O estudo também notou a influência de mídias sociais nas estratégias de prevenção da Covid-19, que foram mais bem sucedidas em lugares como Carauari, Manicoré e Tefé, em relação à capital. Nos municípios, a maioria dos usuários relatou ter ficado em casa, em atenção às medidas de prevenção e controle da doença, o que Thalita atribui a uma maior confiança nos profissionais de saúde e menor nas redes sociais e meios de comunicação, em relação aos usuários de Manaus.
Impactos e mudanças
A tese de Thalita apontou impactos da pandemia no trabalho, na família, na organização comunitária e articulação entre instituições e no reconhecimento da atenção básica pela população, em meio a um cenário de desemprego, redução de salários e falta de acesso a alimentos. Nas casas, houve uma reorganização familiar com o retorno de pessoas para morar com pais e parentes, a criação de adolescentes e crianças por óbito dos pais, e sequelas permanentes da doença.
“Esse processo se deu por meio da resiliência e solidariedade da população amazônica. Os entrevistados também indicaram a valorização familiar, o cuidado à saúde e a oportunidade de repensar projetos de vida como aprendizados da pandemia”, avalia.
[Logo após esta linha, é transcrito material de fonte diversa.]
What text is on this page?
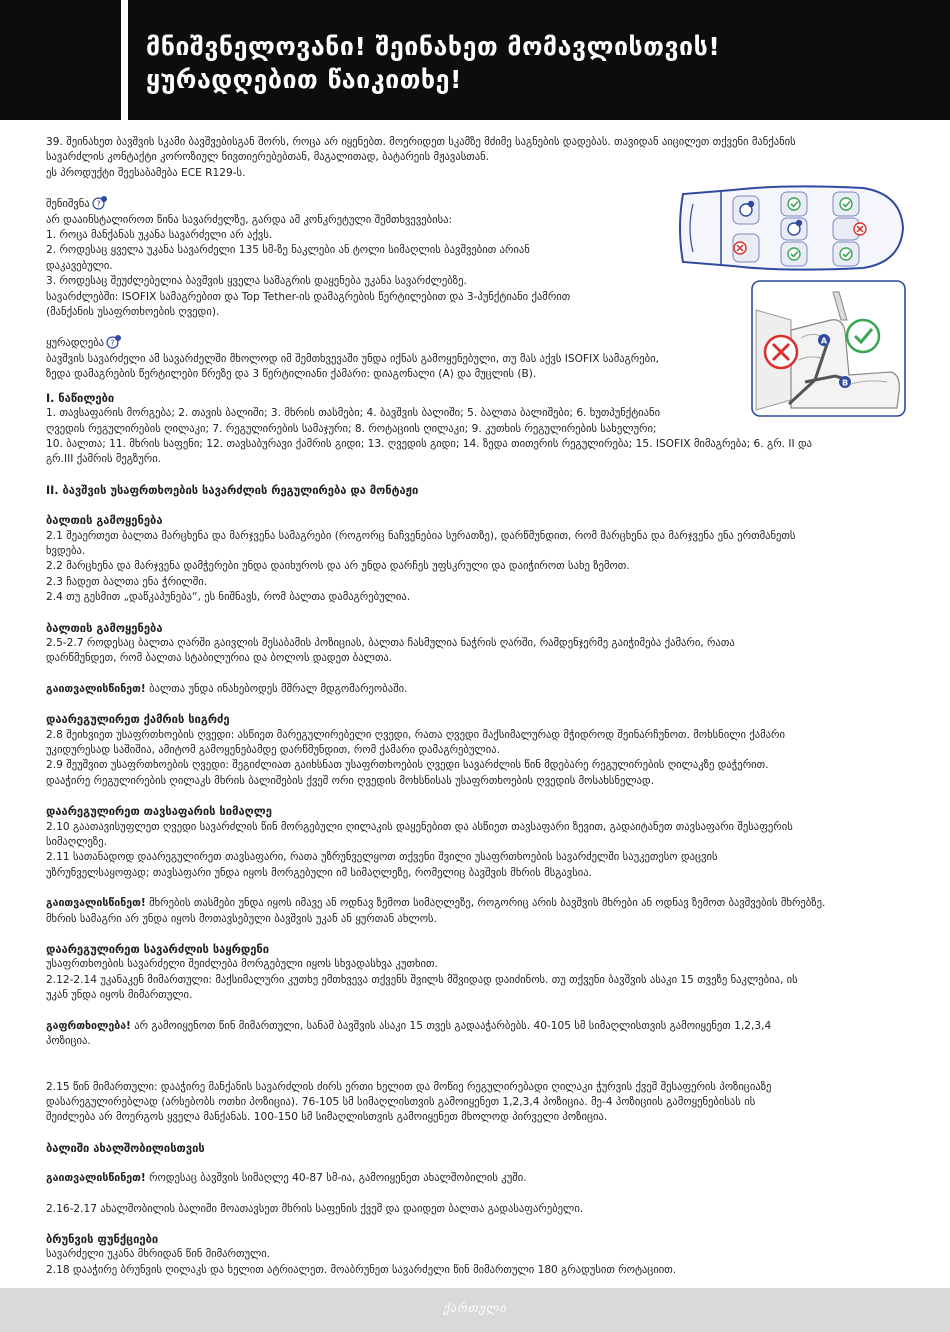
მნიშვნელოვანი! შეინახეთ მომავლისთვის!
ყურადღებით წაიკითხე!
A
B

39. შეინახეთ ბავშვის სკამი ბავშვებისგან შორს, როცა არ იყენებთ. მოერიდეთ სკამზე მძიმე საგნების დადებას. თავიდან აიცილეთ თქვენი მანქანის

სავარძლის კონტაქტი კოროზიულ ნივთიერებებთან, მაგალითად, ბატარეის მჟავასთან.

ეს პროდუქტი შეესაბამება ECE R129-ს.

შენიშვნა ?

არ დააინსტალიროთ წინა სავარძელზე, გარდა ამ კონკრეტული შემთხვევებისა:

1. როცა მანქანას უკანა სავარძელი არ აქვს.

2. როდესაც ყველა უკანა სავარძელი 135 სმ-ზე ნაკლები ან ტოლი სიმაღლის ბავშვებით არიან

დაკავებული.

3. როდესაც შეუძლებელია ბავშვის ყველა სამაგრის დაყენება უკანა სავარძლებზე.

სავარძლებში: ISOFIX სამაგრებით და Top Tether-ის დამაგრების წერტილებით და 3-პუნქტიანი ქამრით

(მანქანის უსაფრთხოების ღვედი).

ყურადღება ?

ბავშვის სავარძელი ამ სავარძელში მხოლოდ იმ შემთხვევაში უნდა იქნას გამოყენებული, თუ მას აქვს ISOFIX სამაგრები,

ზედა დამაგრების წერტილები წრეზე და 3 წერტილიანი ქამარი: დიაგონალი (A) და მუცლის (B).

I. ნაწილები

1. თავსაფარის მორგება; 2. თავის ბალიში; 3. მხრის თასმები; 4. ბავშვის ბალიში; 5. ბალთა ბალიშები; 6. ხუთპუნქტიანი

ღვედის რეგულირების ღილაკი; 7. რეგულირების სამაჯური; 8. როტაციის ღილაკი; 9. კუთხის რეგულირების სახელური;

10. ბალთა; 11. მხრის საფენი; 12. თავსაბურავი ქამრის გიდი; 13. ღვედის გიდი; 14. ზედა თითერის რეგულირება; 15. ISOFIX მიმაგრება; 6. გრ. II და

გრ.III ქამრის მეგზური.

II. ბავშვის უსაფრთხოების სავარძლის რეგულირება და მონტაჟი

ბალთის გამოყენება

2.1 შეაერთეთ ბალთა მარცხენა და მარჯვენა სამაგრები (როგორც ნაჩვენებია სურათზე), დარწმუნდით, რომ მარცხენა და მარჯვენა ენა ერთმანეთს

ხვდება.

2.2 მარცხენა და მარჯვენა დამჭერები უნდა დაიხუროს და არ უნდა დარჩეს უფსკრული და დაიჭიროთ სახე ზემოთ.

2.3 ჩადეთ ბალთა ენა ჭრილში.

2.4 თუ გესმით „დაწკაპუნება“, ეს ნიშნავს, რომ ბალთა დამაგრებულია.

ბალთის გამოყენება

2.5-2.7 როდესაც ბალთა ღარში გაივლის შესაბამის პოზიციას, ბალთა ჩასმულია ნაჭრის ღარში, რამდენჯერმე გაიჭიმება ქამარი, რათა

დარწმუნდეთ, რომ ბალთა სტაბილურია და ბოლოს დადეთ ბალთა.

გაითვალისწინეთ! ბალთა უნდა ინახებოდეს მშრალ მდგომარეობაში.

დაარეგულირეთ ქამრის სიგრძე

2.8 შეიხვიეთ უსაფრთხოების ღვედი: ასწიეთ მარეგულირებელი ღვედი, რათა ღვედი მაქსიმალურად მჭიდროდ შეინარჩუნოთ. მოხსნილი ქამარი

უკიდურესად საშიშია, ამიტომ გამოყენებამდე დარწმუნდით, რომ ქამარი დამაგრებულია.

2.9 შეუშვით უსაფრთხოების ღვედი: შეგიძლიათ გაიხსნათ უსაფრთხოების ღვედი სავარძლის წინ მდებარე რეგულირების ღილაკზე დაჭერით.

დააჭირე რეგულირების ღილაკს მხრის ბალიშების ქვეშ ორი ღვედის მოხსნისას უსაფრთხოების ღვედის მოსახსნელად.

დაარეგულირეთ თავსაფარის სიმაღლე

2.10 გაათავისუფლეთ ღვედი სავარძლის წინ მორგებული ღილაკის დაყენებით და ასწიეთ თავსაფარი ზევით, გადაიტანეთ თავსაფარი შესაფერის

სიმაღლეზე.

2.11 სათანადოდ დაარეგულირეთ თავსაფარი, რათა უზრუნველყოთ თქვენი შვილი უსაფრთხოების სავარძელში საუკეთესო დაცვის

უზრუნველსაყოფად; თავსაფარი უნდა იყოს მორგებული იმ სიმაღლეზე, რომელიც ბავშვის მხრის მსგავსია.

გაითვალისწინეთ! მხრების თასმები უნდა იყოს იმავე ან ოდნავ ზემოთ სიმაღლეზე, როგორიც არის ბავშვის მხრები ან ოდნავ ზემოთ ბავშვების მხრებზე.

მხრის სამაგრი არ უნდა იყოს მოთავსებული ბავშვის უკან ან ყურთან ახლოს.

დაარეგულირეთ სავარძლის საყრდენი

უსაფრთხოების სავარძელი შეიძლება მორგებული იყოს სხვადასხვა კუთხით.

2.12-2.14 უკანაკენ მიმართული: მაქსიმალური კუთხე ემთხვევა თქვენს შვილს მშვიდად დაიძინოს. თუ თქვენი ბავშვის ასაკი 15 თვეზე ნაკლებია, ის

უკან უნდა იყოს მიმართული.

გაფრთხილება! არ გამოიყენოთ წინ მიმართული, სანამ ბავშვის ასაკი 15 თვეს გადააჭარბებს. 40-105 სმ სიმაღლისთვის გამოიყენეთ 1,2,3,4

პოზიცია.

2.15 წინ მიმართული: დააჭირე მანქანის სავარძლის ძირს ერთი ხელით და მოწიე რეგულირებადი ღილაკი ჭურვის ქვეშ შესაფერის პოზიციაზე

დასარეგულირებლად (არსებობს ოთხი პოზიცია). 76-105 სმ სიმაღლისთვის გამოიყენეთ 1,2,3,4 პოზიცია. მე-4 პოზიციის გამოყენებისას ის

შეიძლება არ მოერგოს ყველა მანქანას. 100-150 სმ სიმაღლისთვის გამოიყენეთ მხოლოდ პირველი პოზიცია.

ბალიში ახალშობილისთვის

გაითვალისწინეთ! როდესაც ბავშვის სიმაღლე 40-87 სმ-ია, გამოიყენეთ ახალშობილის კუში.

2.16-2.17 ახალშობილის ბალიში მოათავსეთ მხრის საფენის ქვეშ და დაიდეთ ბალთა გადასაფარებელი.

ბრუნვის ფუნქციები

სავარძელი უკანა მხრიდან წინ მიმართული.

2.18 დააჭირე ბრუნვის ღილაკს და ხელით ატრიალეთ. მოაბრუნეთ სავარძელი წინ მიმართული 180 გრადუსით როტაციით.

ქართული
A pesquisadora apontou ainda o fortalecimento da solidariedade e das relações sociais nas comunidades, a partir das mobilizações para a obtenção de cestas básicas, e a resistência da cultura popular, pela ressignificação do conhecimento tradicional da medicina caseira.
“As análises apresentadas indicam que a pandemia de Covid-19 trouxe consequências para o SUS, produzindo transformações sociais no cotidiano das populações amazônicas, o que gerou a mobilização de estratégias para seu enfrentamento no âmbito da Atenção Básica no Amazonas”, resume Thalita.
Premiação
A premiação dos contemplados na edição 2023 do Prêmio Oswaldo Cruz de Teses ocorreu na Tenda da Ciência Virginia Schall, na sede da Fiocruz, no Rio de Janeiro, no dia 16/10, como parte de evento alusivo ao Dia da Educação. Na ocasião, foram homenageados também os contemplados do Prêmio Capes de Teses e da Medalha Virginia Schall de Mérito Educacional.
Atualmente em sua sétima edição, a iniciativa visa distinguir estudos de elevado valor para o avanço do campo da saúde em diversas campos de atuação da Fiocruz, sendo dividida em quatro áreas: Medicina; Saúde Coletiva; Ciências Sociais e Humanas; e Ciências Biológicas Aplicadas à Saúde e Biomedicina.